Figure 3. Conserved motif composition and gene structure analysis of soybean CCR genes. (A), shows a maximum likelihood phylogenetic tree of GmCCR genes with bootstrap support values (>70) indicated at nodes. Genes are classified into two major groups (Ia and II) based on evolutionary relationships. Scale bar represents evolutionary distance (0.05 substitutions per site). (B) displays the conserved motif organization within each gene. Different colored boxes represent distinct conserved motifs identified through MEME analysis. (C) illustrates the exon-intron gene structure with exons depicted as yellow boxes connected by black lines indicating introns. The scale bars indicate sequence length in base pairs (bp), with the motif panel scaled 0 – 350 bp and the gene structure panel scaled 0-15,000 bp. This analysis reveals the evolutionary conservation and divergence patterns within the GmCCR gene family members.
3.4 Comprehensive promoter analysis and regulatory element characterization
Analysis of 2-kb upstream promoter regions using the PlantCARE database identified a total of 847 cis-regulatory elements across all 15 GmCCR promoters, with an average of 56.5 elements per promoter (Figure 4). The elements were categorized into several functional groups, with hormone-responsive elements comprising 324 total elements (38.3% of all elements). ABA-responsive elements (ABRE) were present in 14 out of 15 promoters with an average of 3.2 per promoter, indicating strong integration with drought and salt stress signaling. MeJA-responsive elements (TGACG-motif, CGTCA-motif) were found in 13 out of 15 promoters, suggesting roles in defense responses and secondary metabolism. In contrast, auxin-responsive elements (TGA-element, AuxRR-core) were present in 12 out of 15 promoters, potentially linking CCR expression to developmental processes. GA-responsive elements (P-box, GARE-motif) were identified in 10 out of 15 promoters, indicating involvement in growth regulation, and SA-responsive elements (TCA-element) were found in 8 out of 15 promoters, suggesting roles in pathogen defense. Stress-responsive elements totaled 198 elements (23.4% of all elements), with drought-responsive elements (MBS, DRE) present in all 15 promoters, with GmCCR8 showing the highest density (8 elements). Low-temperature responsive elements (LTR) were found in 12 out of 15 promoters, indicating cold stress responsiveness. In comparison, heat shock elements (HSE) were present in 9 out of 15 promoters, suggesting thermotolerance roles, and TC-rich repeats were identified in 11 out of 15 promoters, associated with defense and stress responses.
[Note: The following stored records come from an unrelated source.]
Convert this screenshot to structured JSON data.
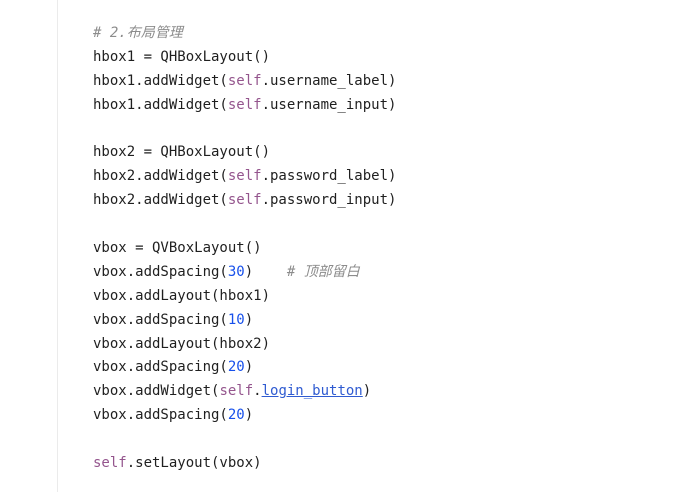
{
  "editor": {
    "lines": [
      [
        {
          "t": "# 2.布局管理",
          "k": "comment"
        }
      ],
      [
        {
          "t": "hbox1 = QHBoxLayout()",
          "k": "plain"
        }
      ],
      [
        {
          "t": "hbox1.addWidget(",
          "k": "plain"
        },
        {
          "t": "self",
          "k": "self"
        },
        {
          "t": ".username_label)",
          "k": "plain"
        }
      ],
      [
        {
          "t": "hbox1.addWidget(",
          "k": "plain"
        },
        {
          "t": "self",
          "k": "self"
        },
        {
          "t": ".username_input)",
          "k": "plain"
        }
      ],
      [],
      [
        {
          "t": "hbox2 = QHBoxLayout()",
          "k": "plain"
        }
      ],
      [
        {
          "t": "hbox2.addWidget(",
          "k": "plain"
        },
        {
          "t": "self",
          "k": "self"
        },
        {
          "t": ".password_label)",
          "k": "plain"
        }
      ],
      [
        {
          "t": "hbox2.addWidget(",
          "k": "plain"
        },
        {
          "t": "self",
          "k": "self"
        },
        {
          "t": ".password_input)",
          "k": "plain"
        }
      ],
      [],
      [
        {
          "t": "vbox = QVBoxLayout()",
          "k": "plain"
        }
      ],
      [
        {
          "t": "vbox.addSpacing(",
          "k": "plain"
        },
        {
          "t": "30",
          "k": "num"
        },
        {
          "t": ")    ",
          "k": "plain"
        },
        {
          "t": "# 顶部留白",
          "k": "comment"
        }
      ],
      [
        {
          "t": "vbox.addLayout(hbox1)",
          "k": "plain"
        }
      ],
      [
        {
          "t": "vbox.addSpacing(",
          "k": "plain"
        },
        {
          "t": "10",
          "k": "num"
        },
        {
          "t": ")",
          "k": "plain"
        }
      ],
      [
        {
          "t": "vbox.addLayout(hbox2)",
          "k": "plain"
        }
      ],
      [
        {
          "t": "vbox.addSpacing(",
          "k": "plain"
        },
        {
          "t": "20",
          "k": "num"
        },
        {
          "t": ")",
          "k": "plain"
        }
      ],
      [
        {
          "t": "vbox.addWidget(",
          "k": "plain"
        },
        {
          "t": "self",
          "k": "self"
        },
        {
          "t": ".",
          "k": "plain"
        },
        {
          "t": "login_button",
          "k": "attr-link"
        },
        {
          "t": ")",
          "k": "plain"
        }
      ],
      [
        {
          "t": "vbox.addSpacing(",
          "k": "plain"
        },
        {
          "t": "20",
          "k": "num"
        },
        {
          "t": ")",
          "k": "plain"
        }
      ],
      [],
      [
        {
          "t": "self",
          "k": "self"
        },
        {
          "t": ".setLayout(vbox)",
          "k": "plain"
        }
      ]
    ]
  }
}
Comparative analysis revealed distinct regulatory patterns between subfamilies, with Subfamily Ia promoters enriched in developmental regulatory elements (CCGTCC-box, CAT-box) and showing higher densities of hormone-responsive elements, consistent with their roles in constitutive lignin biosynthesis. In contrast, Subfamily II promoters showed greater diversity in stress-responsive elements and tissue-specific regulatory motifs, supporting their proposed roles in specialized or inducible functions.

Figure 4. Cis-regulatory element analysis in soybean CCR gene promoters. Distribution and abundance of cis-acting regulatory elements identified in 2-kb upstream promoter sequences of GmCCR genes using PlantCARE database analysis. Functional groups categorize elements: hormone-responsive elements (ABA, abscisic acid; MeJA, methyl jasmonate; IAA, indole-3-acetic acid; GA, gibberellic acid; SA, salicylic acid), stress-responsive elements (TC-rich repeats for defense and stress response; LTR, low-temperature responsive), light-responsive elements, and tissue-specific elements. Genes are ordered according to phylogenetic subfamilies. The presence of multiple stress and hormone-responsive elements suggests complex transcriptional regulation of CCR genes in response to environmental stimuli.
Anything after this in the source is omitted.